4. The computing device of claim 1, further configured to synchronize an individual lyric segment with multiple singing segments upon identifying the singing segments outnumber the lyric segments.

5. A computer-implemented method, comprising:

analyzing audio, using a processor, to extract features from the audio and identify voice segments in the audio where a human voice is present and to identify non-voice segments in proximity to the voice segments based on the extracted features;

identifying segmented text associated with the audio, the segmented text having text segments;

synchronizing the text segments to the voice segments using the processor; and

soliciting group-sourced corrections to correct the synchronizing of the text segments to the voice segments.

6. The method of claim 5, further comprising using machine learning to identify the voice segment by analyzing other classified audio of a same genre or including a similar voice.

7. The method of claim 5, further comprising using machine learning to identify the voice segment by analyzing other audio by the human voice.

8. The method of claim 5, further comprising analyzing the audio at predetermined intervals and classifying each interval based on whether the human voice is present.

9. The method of claim 8, wherein the predetermined intervals are less than a second.

10. The method of claim 8, wherein the predetermined intervals are milliseconds.

11. The method of claim 5, wherein the segmented text includes subtitles for a video.

12. The method of claim 5, wherein the segmented text is lyrics for a song.

13. The method of claim 5, wherein the segmented text is text of a book and the audio is an audio narration of the book.

14. The method of claim 5, further comprising identifying a break between multiple voice segments and associating a break between segments of the segmented text with the break between the multiple voice segments.

15. The method of claim 14, wherein the multiple voice segments each include multiple words.

16. The method of claim 14, wherein the multiple voice segments each include a single word and each segment of the segmented text includes a single word.

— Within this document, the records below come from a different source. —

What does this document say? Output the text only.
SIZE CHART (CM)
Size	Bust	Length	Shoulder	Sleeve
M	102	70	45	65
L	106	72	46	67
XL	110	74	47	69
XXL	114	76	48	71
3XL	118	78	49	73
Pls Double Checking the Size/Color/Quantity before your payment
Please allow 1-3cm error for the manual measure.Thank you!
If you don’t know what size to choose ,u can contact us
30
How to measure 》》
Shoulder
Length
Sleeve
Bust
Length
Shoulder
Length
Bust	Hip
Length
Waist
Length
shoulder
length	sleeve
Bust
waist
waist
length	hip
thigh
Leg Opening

17. A non-transitory computer-readable medium comprising computer-executable instructions which, when executed by a processor, implement a system, comprising:

an audio analysis module configured to analyze audio to identify a voice segment in the audio where a human voice is present;

a text analysis module configured to identify segments in text associated with the audio and identify the voice segment as trained using other audio;

a correlation module configured to determine a number of the segments of the text to associate with the voice segment; and

a synchronization module to associate the number of the segments of the text with the voice segment.

18. The computer-readable medium of claim 17, wherein machine learning module uses a support vector machine learning algorithm to learn to identify the voice segment based on the other audio.